Bir diğer örnek ise, geçmişte Cumhurbaşkanlığına yönelik tehdit içerikli yayınlara kanalında imkan sağladığı gerekçesiyle Türkiye Cumhuriyeti Berlin Büyükelçiliği tarafından akreditasyonu iptal edilen bir yayın organının temsilcisinin foruma davet edilmesi. Bu kanalın, Almanya’da FETÖ karşıtı tek belgesel yapan medya kuruluşlarını itibarsızlaştırmaya çalıştığı da biliniyor.
Dahası, dezenformasyon oturumuna katılan bir diğer kişinin, geçmişte anonim isimlerle Türk tarihindeki önemli şahsiyetlere yönelik ağır ithamlar içeren konuşmaları kamuoyunun hâlâ hafızasında taze. Böyle bir ismin “medyanın sorumluluğu” başlıklı bir oturumda yer alması ise, forumun ciddiyetini zedeleyen bir başka unsur olarak görülüyor.
Sorular Cevapsız: Seçim Kriteri Neydi?
Tüm bu örnekler, şu sorunun daha güçlü şekilde sorulmasına neden oluyor: Bu forum için Almanya’dan kimler, hangi kriterlere göre seçildi? Bu sorunun muhatabı ise açık: Berlin Basın Müşaviri Hasan Kocabıyık.
Almanya’daki Türk medyasının temsil kabiliyeti ciddi biçimde azalmışken, bu forum gerçekten çözüm odaklı bir adım mıydı? Yoksa yalnızca sembolik bir fotoğraf mıydı?
İlgili Haber
Almanya’da Türkçe Medyanın Çöküşü: Bir Devrin Sonu
Sonuç Bildirgesi ve Beklentiler
Forumun sonunda bir sonuç bildirgesi yayımlandı mı, yayımlandıysa diaspora medyasının somut sorunlarına dair hangi çözüm önerileri geliştirildi?

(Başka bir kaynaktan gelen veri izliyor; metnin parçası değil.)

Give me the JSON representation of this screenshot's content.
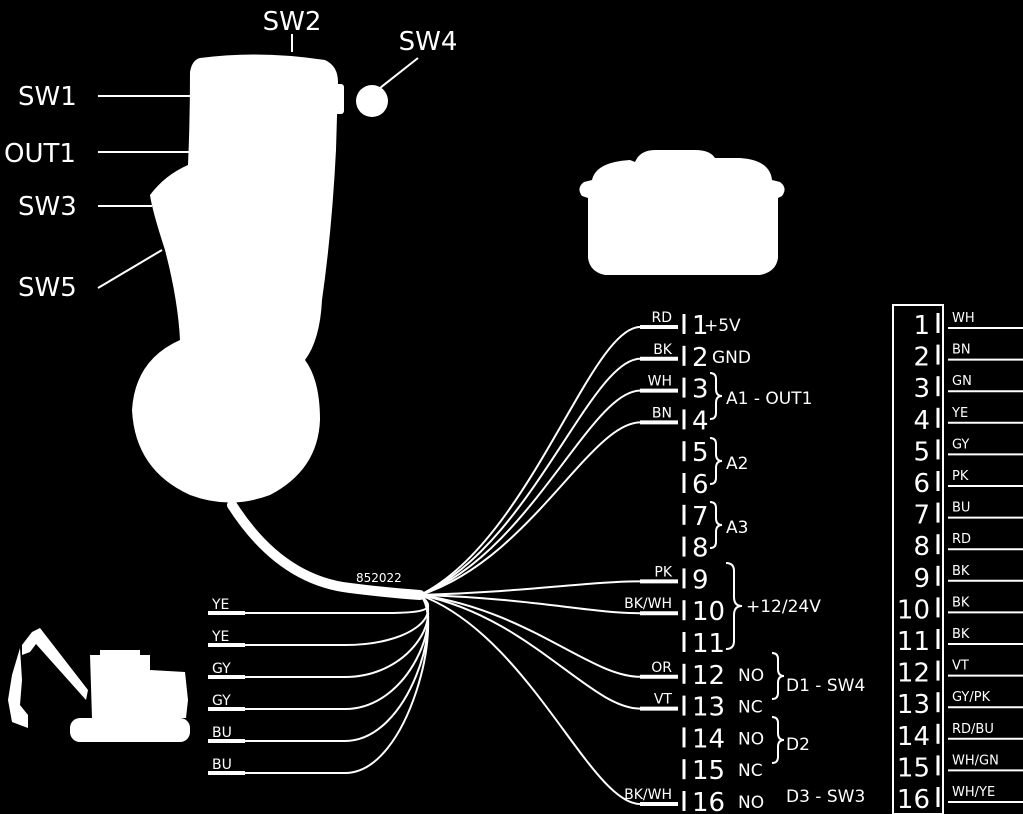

Basın çalışanlarının hakları, yayın organlarının desteklenmesi, dijital dönüşüm, dezenformasyonla mücadele gibi somut başlıklarda herhangi bir adım atıldı mı?
Bu soruların yanıtları, belki de bu forumun gelecekte tekrar düzenlenip düzenlenmeyeceğini de belirleyecek.
Medya, toplumun aynasıdır. Ancak o aynada kendini görmek isteyenlerin doğru temsil edilmesi gerekir. Aksi halde, bırakın sorunları çözmeyi, yalnızca sorunların üzerini örten bir perde işlevi görür.